Weirdly enough, that is exactly what is happening. I seem to have some movies I was streaming off my Synology NAS on my local network and once I start playing the file, it quickly exits after a few seconds of playback. VLC, and mpv does the same thing, and the error messages are not helpful, eg. “Cannot play file” etc.
Found out it was Samba which is the culprit here, I turned on NFS on my NAS, then streamed the same movie without any issue on both VLC and mpv. I don’t have an issue using NFS for my shares but what would cause the issue of not being able to watch videos even though I can see all my files and shares via SMB. Is it something to do with the underlying protocol and linux?
Yes correct permissions are set, I’m thinking any linux, not EOS specifically does not like streaming video data over SMB and would prefer NFS instead. If I copy the video file directly to the local hard drive via SMB and play it afterwards, it also works just fine. I guess I just find this strange.
SMB should work fine over Linux. To confirm, I tried streaming a video file over SMB now and I have no problem doing so. Most of the time when I have trouble with SMB it is a result of lacking permissions, even when it seems like the correct ones are set. Since you have NFS working I’d use that, but If you want to use SMB I’d double check permission requirements.
Does your problem affect all files or a specific video file?
Thanks, I’ve solved the issue, it seems it was the way Synology did the share and SMB didn’t like it. It had to be setup a specific way for Samba to work over Linux.

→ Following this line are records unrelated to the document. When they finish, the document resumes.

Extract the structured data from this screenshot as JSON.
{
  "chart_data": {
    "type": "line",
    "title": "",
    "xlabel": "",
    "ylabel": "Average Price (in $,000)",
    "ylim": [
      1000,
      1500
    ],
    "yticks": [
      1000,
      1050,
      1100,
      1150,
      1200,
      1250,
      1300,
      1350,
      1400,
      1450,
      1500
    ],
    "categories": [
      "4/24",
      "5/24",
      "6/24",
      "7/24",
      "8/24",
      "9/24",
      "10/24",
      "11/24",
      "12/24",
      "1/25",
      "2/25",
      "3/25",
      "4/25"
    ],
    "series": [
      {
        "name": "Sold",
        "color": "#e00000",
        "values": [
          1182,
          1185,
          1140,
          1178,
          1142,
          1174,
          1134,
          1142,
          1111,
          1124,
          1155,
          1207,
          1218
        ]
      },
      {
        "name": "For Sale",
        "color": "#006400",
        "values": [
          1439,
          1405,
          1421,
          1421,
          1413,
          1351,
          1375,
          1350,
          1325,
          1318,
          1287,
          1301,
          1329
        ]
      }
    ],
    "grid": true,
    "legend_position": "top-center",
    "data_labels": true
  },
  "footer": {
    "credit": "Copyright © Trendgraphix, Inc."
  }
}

Log in to your Synology Disk Station Manager and go to Control Panel. Choose File Services in tab SMB/AFP/NFS and select SMB service.
Provide name of your Workgroup. Remember name of field Mac (Finder): smb://nas_name.
In Advanced Settings you can choose maximum and minimum SMB protocol (if are not sure what to select choose maximum version to SMB3 and minimum to SMB1).
Additionally switch Transport Encryption Mode to Auto and select Enable Opportunistic Locking. Now you are ready to mount folders on Linux.
Setting maximum version to SMB3 was the setting that I needed to get this to work correctly.